Der große Jerry Izenberg, legendärer Boxreporter des „Newark Star-Ledger“, schreibt in seinem jüngsten Buch „Once There Were Giants“: „Es wird niemals wieder einen Schwergewichtszyklus geben wie jenen, der damit begann, als Sonny ListonFloyd Patterson stoppte, und zu Ende ging, als Mike Tyson ein Stück von Evander Holyfields Ohr abbiss.“ Man darf aber nicht vergessen: Klitschko ist Ukrainer und kämpfte von Deutschland aus. Große Boxer macht immer noch Amerika. Aber es mag schon richtig sein: Boxen hat auch viel mit Charisma zu tun. Adonis Joshua hat viel davon.
Das Schwergewicht ist damit wieder in Bewegung. Ein Rückkampf mit Klitschko steht im Raum: Nicola Pattberg vom Klitschko-Management sagt, dass noch keine Entscheidung getroffen sei. Vertraglich hat sich der Ukrainer aber einen Rückkampf zusichern lassen. „Der Kampf wurde in 150 Länder weltweit übertragen“, sagt Pattberg – und weltweit als großer Kampf wahrgenommen.

Unumstrittener Weltmeister

Was sich viele wünschen, ist ein unumstrittener Weltmeister: einer, der alle wichtigen Titel vereint – also WBO, WBA, WBC und IBF. Der letzte unumstrittene Weltmeister war 2003 Lennox Lewis. Aber Joshua muss die Rechnung mit einigen anderen Boxern machen. Der Amerikaner Deontay Wilder, der „Bronze Bomber“, in Anlehnung an den großen Joe „Brown Bomber“ Louis, ist seit 2015 Weltmeister der WBC. Ähnlich athletisch wie Joshua, 201 Zentimeter groß und der „Stolz Amerikas“.

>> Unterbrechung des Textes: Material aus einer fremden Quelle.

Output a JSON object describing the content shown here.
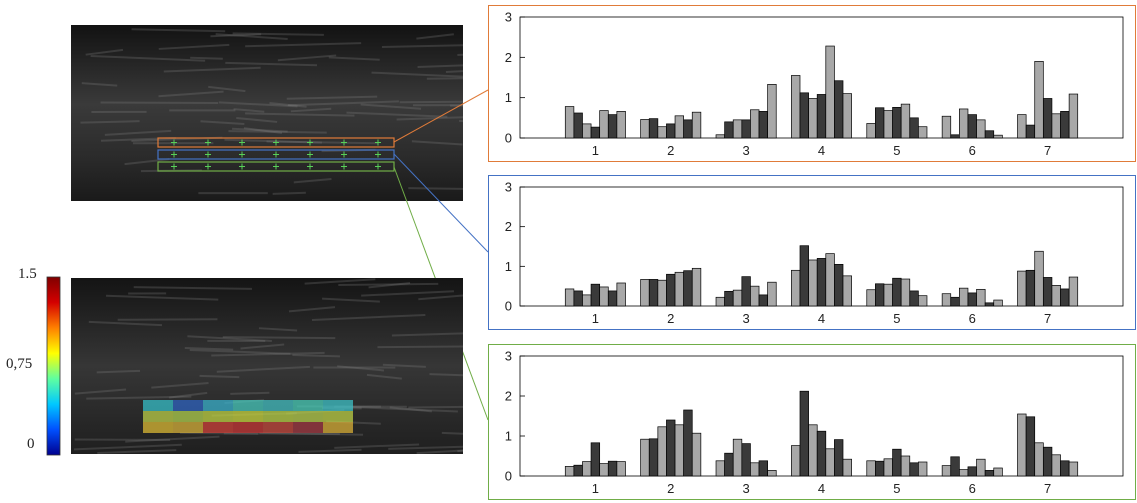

Der weniger bekannte Joseph Parker, ein Neuseeländer, ist seit 2016 Weltmeister der WBO, ihn haben wohl die wenigsten auf der Rechnung, wenn es um die Zukunft des Schwergewichts geht. Aber es wird nicht alleine darum gehen, dass Joshua, Wilder, Parker oder vielleicht sogar Klitschko sich die Krone auskämpfen. Um in einer reizüberfluteten Welt in High Definition, die so gar nichts mit der Zeit von Muhammad Ali oder Sonny Liston zu tun hat, die Blicke der Welt auf sich zu ziehen, muss die Dramatik des Boxens auf einen Punkt verdichtet werden. Der „Thriller von Wembley“ hat die Anlagen für eine Wiederholung – wie „Gatti gegen Ward“, eine über drei Kämpfe gehende Ringschlacht des charismatischen Arturo Gatti gegen Micky Ward im Halbweltergewicht. Oder das teuerste Boxevent der Geschichte: Floyd Mayweather gegen Manny Pacquiao 2015 um die Weltergewichtskrone. Aber egal wer auch immer der schwerste aller Jungs wird – eine neue Zeit der Aufmerksamkeit hat begonnen. Hochauflösend und reich an Dramatik. Boxen kann so simpel sein.